In the lab, her team experimented with the material. They took electrons that were localized in bonds (which prevents them from conducting any electricity) and spread them out over multiple bonds, developing solids that could now carry electric current the same way that metals do. "Metal-organic frameworks now have the potential for renewable energy production and storage," Marinescu says.
The frameworks developed by her research group contain inexpensive elements and can transform acidic water into hydrogen. This represents a huge advance, as these materials could one day be used in technologies like those for hydrogen-powered vehicles. They can also be spread thin across a huge area: It only takes 10 grams of the material to coat a surface the size of a football field.
The technology opens the door for storing renewable energy at a huge, almost unthinkable scale.
Batteries With a Life of Their Own
Could batteries of the future come from living organisms?
Moh El-Naggar, Robert D. Beyer Early Career Chair in Natural Sciences and professor of physics and astronomy, biological sciences and chemistry at USC Dornsife, thinks nature has some surprising potential for power.
El-Naggar studies the unusual metabolism of bacteria like Shewanella oneidensis. The bacteria transfer electrons to solid surfaces like rock, creating tiny electrical charges. To create a living "bacterial battery," El-Naggar's team envisions a microbial fuel cell that can generate energy by capturing electrons from the bacteria via electrodes. The scientists are designing technologies that tap into the bacteria's natural electron transfer process.
"The bacteria are highly evolved machines that are really good at converting energy and interacting with the non-living parts of the environment," El-Naggar says. "We are also working on using the bacteria's own natural processes to make biofuels or build semiconductors for clean energy technologies such as solar cells."

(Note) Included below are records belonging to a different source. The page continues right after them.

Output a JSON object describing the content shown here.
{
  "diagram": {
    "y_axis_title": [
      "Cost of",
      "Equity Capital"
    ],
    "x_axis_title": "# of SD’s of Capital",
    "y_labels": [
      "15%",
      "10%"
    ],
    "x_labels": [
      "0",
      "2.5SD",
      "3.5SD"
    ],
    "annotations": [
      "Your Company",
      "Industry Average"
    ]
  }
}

But El-Naggar cautions that bacteria will likely never be the answer to large-scale energy needs. "Compared to more traditional batteries, the power density we get from exploiting biology is typically lower," El-Naggar says. "But there are specific niches that actually rely on low power where it is a challenge to use traditional power sources."

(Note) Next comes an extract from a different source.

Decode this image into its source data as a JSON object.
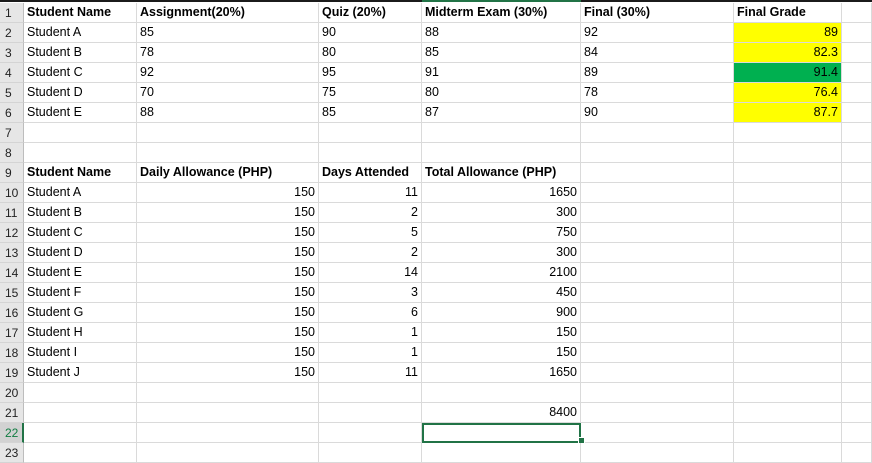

For example, microbes and devices could be placed at the bottom of the ocean and generate enough power for tiny, highly sensitive sensors. The U.S. military is developing such sensors for underwater surveillance. Using living batteries for sensors at remote ocean locations would be far more practical than having to change traditional batteries or supply fuel to these sensors.
El-Naggar's work may lead to the development of new hybrid materials and renewable technologies that combine microorganisms with the synthetic building blocks of nanotechnology, potentially creating a new hybrid form of sustainable energy.
While there will most likely be more than one solution to powering the planet sustainably, El-Naggar sees an opportunity to disrupt the status quo. He also sees the university ready to expand the possibilities of what better batteries can do.
"USC is really good at the breaking down of walls between scientific disciplines, and this is an important advantage for innovation in the area of renewable energy, which is not defined by any one discipline," El-Naggar says. His lab includes equal numbers of graduate students and postdocs in physics, biological sciences and chemistry.
"We're pretty nimble when it comes to moving across the traditional boundaries of scientific fields."